Hey Marco,
Other more senior people can correct me here. About limiting the
concurrency aspect of things. Beam/Runners split PCollections of <Key,
Value> by Key. So as long as all your items have the same key, I think it
will create only one executor for that ParDo. So that's what I did recently:
1. create a PTransform (to hide this logic from the rest of the pipeline)
2. In the PTransform apply: input.apply(WithKeys.of("")) (basically making
all the items go to the same executor)
3. In the PTransform create a private DoFn
4. the DoFn has a Timer and a State as Kenn's blog linked by Brian.
5. whenever the timer expires (a minute in your case), grab the first 300
items from your state and make service calls.
Hope it helps,
Cristian
On Fri, Sep 24, 2021 at 12:22 PM Brian Hulette <[email protected]> wrote:
> Kenn's Timely Processing blog [1] post discusses this use case.
>
> Brian
>
> [1] https://beam.apache.org/blog/timely-processing/
>
> On Fri, Sep 24, 2021 at 4:12 AM Evan Galpin <[email protected]> wrote:
>
>> This has been mentioned a few times and seems to me to be a fairly common
>> requirement.
>>
>> I think that a rate limit could be accomplished through stateful
>> processing, using a combination of bagState and Timers.

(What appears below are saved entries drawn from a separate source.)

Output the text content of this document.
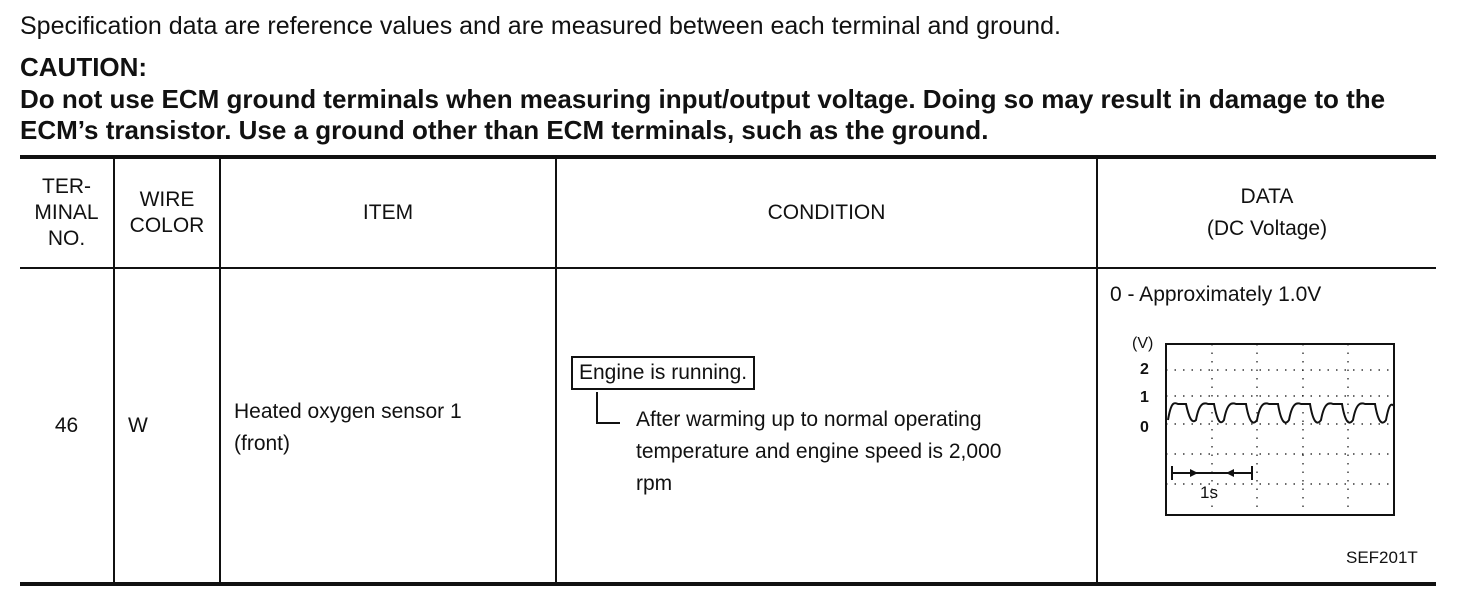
Specification data are reference values and are measured between each terminal and ground.
CAUTION:
Do not use ECM ground terminals when measuring input/output voltage. Doing so may result in damage to the ECM’s transistor. Use a ground other than ECM terminals, such as the ground.
TER-
MINAL
NO.
WIRE
COLOR
ITEM	CONDITION
DATA
(DC Voltage)
46	W
Heated oxygen sensor 1
(front)
Engine is running.
After warming up to normal operating
temperature and engine speed is 2,000
rpm
0 - Approximately 1.0V
(V)
2
1
0
1s
SEF201T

>> GroupIntoBatches.java would be a good example.
>>
>> I wonder if this would be a good built-in transform given the number of
>> times it’s come up 🙂
>>
>> Thanks,
>> Evan
>>
>> On Fri, Sep 24, 2021 at 05:29 Sofia’s World <[email protected]> wrote:
>>
>>> Hello
>>> i was wondering if it's somehow possible to limit the concurrency of a
>>> beam Step?
>>> i have a workflow which involves a Webclient that uses an API for which
>>> my account has a max of 300/requests per minute...
>>> Alternatively, will i have to go through a combine and custom ParDo ?
>>>
>>> Has anyone came across this Usecase>?
>>>
>>> kind regards
>>> Marco
>>>
>>